If you are running Vista, you also have to remember about the Virtual Store so as not to get bitten. Whenever you change a file in the Program Files directory, Vista creates a copy in your Virtual Store and redirects all future access to the new file. When Visual FoxPro opens a class, it does something that makes the O/S think it's been changed. Therefore, if you have ever opened any classes in VFP's FFC directory, those classes are now copied and sitting in your Virtual Store. That means when you upgrade to SP2, it installs new FFC files in the Program Files directory, but Vista keeps referring to the old ones in the Virtual Store whenever you access them. It completely ignores the new ones loaded with SP2. To get around this, delete the files from your Virtual Store ... HOWEVER ... if you have actually changed any of the FFC classes, you'll need to make copies of the files in the Virtual Store before deleting them so you can go back and compare your changes to the new SP2 versions and merge as needed.

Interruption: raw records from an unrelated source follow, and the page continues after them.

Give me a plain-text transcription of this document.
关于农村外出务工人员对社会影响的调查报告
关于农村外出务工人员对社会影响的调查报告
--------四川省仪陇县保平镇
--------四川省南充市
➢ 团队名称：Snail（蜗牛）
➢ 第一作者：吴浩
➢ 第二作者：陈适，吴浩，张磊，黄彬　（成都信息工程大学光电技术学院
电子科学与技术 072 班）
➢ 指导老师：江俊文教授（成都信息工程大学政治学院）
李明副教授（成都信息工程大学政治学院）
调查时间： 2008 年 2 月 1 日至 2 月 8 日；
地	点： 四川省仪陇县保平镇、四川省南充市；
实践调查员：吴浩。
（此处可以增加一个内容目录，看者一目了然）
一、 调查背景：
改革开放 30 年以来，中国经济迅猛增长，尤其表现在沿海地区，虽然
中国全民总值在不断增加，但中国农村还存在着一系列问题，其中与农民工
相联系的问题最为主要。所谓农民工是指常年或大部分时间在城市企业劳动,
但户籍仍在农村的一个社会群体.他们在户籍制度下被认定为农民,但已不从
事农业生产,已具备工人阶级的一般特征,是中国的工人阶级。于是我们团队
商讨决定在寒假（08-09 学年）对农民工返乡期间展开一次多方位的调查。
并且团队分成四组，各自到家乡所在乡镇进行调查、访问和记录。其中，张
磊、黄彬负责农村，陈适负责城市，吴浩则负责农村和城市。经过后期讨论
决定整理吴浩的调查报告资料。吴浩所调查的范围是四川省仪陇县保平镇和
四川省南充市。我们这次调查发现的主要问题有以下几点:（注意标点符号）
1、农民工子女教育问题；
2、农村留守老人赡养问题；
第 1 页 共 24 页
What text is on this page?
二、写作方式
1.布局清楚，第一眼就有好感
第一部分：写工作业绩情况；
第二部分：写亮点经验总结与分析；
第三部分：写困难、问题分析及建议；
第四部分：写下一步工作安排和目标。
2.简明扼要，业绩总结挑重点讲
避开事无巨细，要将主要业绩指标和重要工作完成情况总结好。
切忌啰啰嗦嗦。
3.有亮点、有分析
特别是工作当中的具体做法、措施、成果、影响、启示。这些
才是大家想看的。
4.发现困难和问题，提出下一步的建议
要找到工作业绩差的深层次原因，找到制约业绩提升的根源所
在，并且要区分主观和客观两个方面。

For those of you who want to install SP2 and still keep plain-Jane VFP 9 or VFP 9 SP1, that's not a problem. Rick Schummer wrote a great whitepaper that explains how to do this (Rick's whitepaper).
3 comments:
Hi Cathy,
two more recommendations:
a) Don't install Development tools into the "program files" folder. That folder (and all subfolders) are protected by windows for normal users. Therefor I always had a "c:\DevTools\" folder, where all my FoxPro and Visual Studio installations end up.
b) if you still insist on installing at "program files", then at least assign full read/write rights for you to that VFP-folder.
Either way you don't have the problems with VirtualStore etc. anymore.
do you think that VFP9 SP2 is now stable enough to use in production?
To Ed .. yes, VFP9 SP2 is stable enough to use in production. We've been using it for quite some time, even before the hotfix for the data group bug.